Document chunking is a method of splitting documents into smaller chunks based on document structure like paragraphs and sections. It analyzes natural document boundaries rather than splitting at fixed character counts. This is useful when you want to process large documents while preserving semantic meaning and context.
Usage
from agno.agent import Agent
from agno.document.chunking.document import DocumentChunking
from agno.knowledge.pdf_url import PDFUrlKnowledgeBase
from agno.vectordb.pgvector import PgVector
db_url = "postgresql+psycopg://ai:ai@localhost:5532/ai"

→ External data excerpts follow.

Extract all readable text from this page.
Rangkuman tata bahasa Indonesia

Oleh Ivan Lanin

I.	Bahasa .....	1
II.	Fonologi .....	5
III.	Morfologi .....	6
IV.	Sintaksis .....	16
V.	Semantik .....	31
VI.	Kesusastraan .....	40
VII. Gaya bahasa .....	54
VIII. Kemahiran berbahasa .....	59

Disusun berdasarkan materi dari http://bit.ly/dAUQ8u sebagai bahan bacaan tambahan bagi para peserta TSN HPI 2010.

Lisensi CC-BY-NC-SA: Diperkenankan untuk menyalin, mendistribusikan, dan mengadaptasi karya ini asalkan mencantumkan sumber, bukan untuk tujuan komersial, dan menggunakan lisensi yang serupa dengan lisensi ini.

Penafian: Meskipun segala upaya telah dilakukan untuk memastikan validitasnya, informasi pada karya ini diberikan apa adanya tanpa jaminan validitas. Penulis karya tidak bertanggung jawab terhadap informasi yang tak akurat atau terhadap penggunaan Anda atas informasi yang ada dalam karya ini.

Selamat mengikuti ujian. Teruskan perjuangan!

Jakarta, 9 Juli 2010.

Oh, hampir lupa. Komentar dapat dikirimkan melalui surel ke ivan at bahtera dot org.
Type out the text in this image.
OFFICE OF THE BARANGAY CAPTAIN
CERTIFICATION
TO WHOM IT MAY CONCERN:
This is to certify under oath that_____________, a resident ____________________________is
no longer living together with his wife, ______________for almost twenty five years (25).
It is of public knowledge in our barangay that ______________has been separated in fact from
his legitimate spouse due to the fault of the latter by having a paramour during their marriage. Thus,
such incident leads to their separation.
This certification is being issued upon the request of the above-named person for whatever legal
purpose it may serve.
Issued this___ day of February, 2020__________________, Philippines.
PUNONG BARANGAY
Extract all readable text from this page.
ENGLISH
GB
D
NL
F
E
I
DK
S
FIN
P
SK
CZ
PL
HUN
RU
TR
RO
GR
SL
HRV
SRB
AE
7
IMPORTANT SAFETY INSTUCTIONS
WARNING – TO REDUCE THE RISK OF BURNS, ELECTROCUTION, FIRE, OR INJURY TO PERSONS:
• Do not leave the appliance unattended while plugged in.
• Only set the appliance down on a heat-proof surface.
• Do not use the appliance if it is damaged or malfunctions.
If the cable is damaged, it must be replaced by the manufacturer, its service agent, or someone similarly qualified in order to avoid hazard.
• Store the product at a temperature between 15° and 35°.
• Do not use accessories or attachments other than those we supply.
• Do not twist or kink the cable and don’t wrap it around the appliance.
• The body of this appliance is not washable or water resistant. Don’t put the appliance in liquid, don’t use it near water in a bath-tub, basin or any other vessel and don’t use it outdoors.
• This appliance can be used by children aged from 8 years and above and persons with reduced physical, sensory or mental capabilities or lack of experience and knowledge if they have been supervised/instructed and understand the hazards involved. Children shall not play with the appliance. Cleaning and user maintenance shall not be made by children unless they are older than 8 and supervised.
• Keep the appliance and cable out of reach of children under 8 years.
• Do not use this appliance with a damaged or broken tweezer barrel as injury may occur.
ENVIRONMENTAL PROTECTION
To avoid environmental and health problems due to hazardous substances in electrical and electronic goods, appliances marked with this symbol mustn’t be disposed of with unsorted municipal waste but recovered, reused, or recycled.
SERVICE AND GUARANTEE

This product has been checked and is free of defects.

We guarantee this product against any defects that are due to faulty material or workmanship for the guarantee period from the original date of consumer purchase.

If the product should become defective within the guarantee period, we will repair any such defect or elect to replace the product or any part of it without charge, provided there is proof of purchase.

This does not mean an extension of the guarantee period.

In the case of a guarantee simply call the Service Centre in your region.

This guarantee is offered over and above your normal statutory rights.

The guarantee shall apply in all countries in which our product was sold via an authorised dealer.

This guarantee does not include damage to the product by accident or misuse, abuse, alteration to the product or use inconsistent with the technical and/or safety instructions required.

knowledge_base = PDFUrlKnowledgeBase(
urls=["https://agno-public.s3.amazonaws.com/recipes/ThaiRecipes.pdf"],
vector_db=PgVector(table_name="recipes_document_chunking", db_url=db_url),
chunking_strategy=DocumentChunking(),
)
knowledge_base.load(recreate=False) # Comment out after first run
agent = Agent(
knowledge_base=knowledge_base,
search_knowledge=True,
)
agent.print_response("How to make Thai curry?", markdown=True)
Document Chunking Params
Parameter | Type | Default | Description |
---|
chunk_size | int | 5000 | The maximum size of each chunk. |
overlap | int | 0 | The number of characters to overlap between chunks. |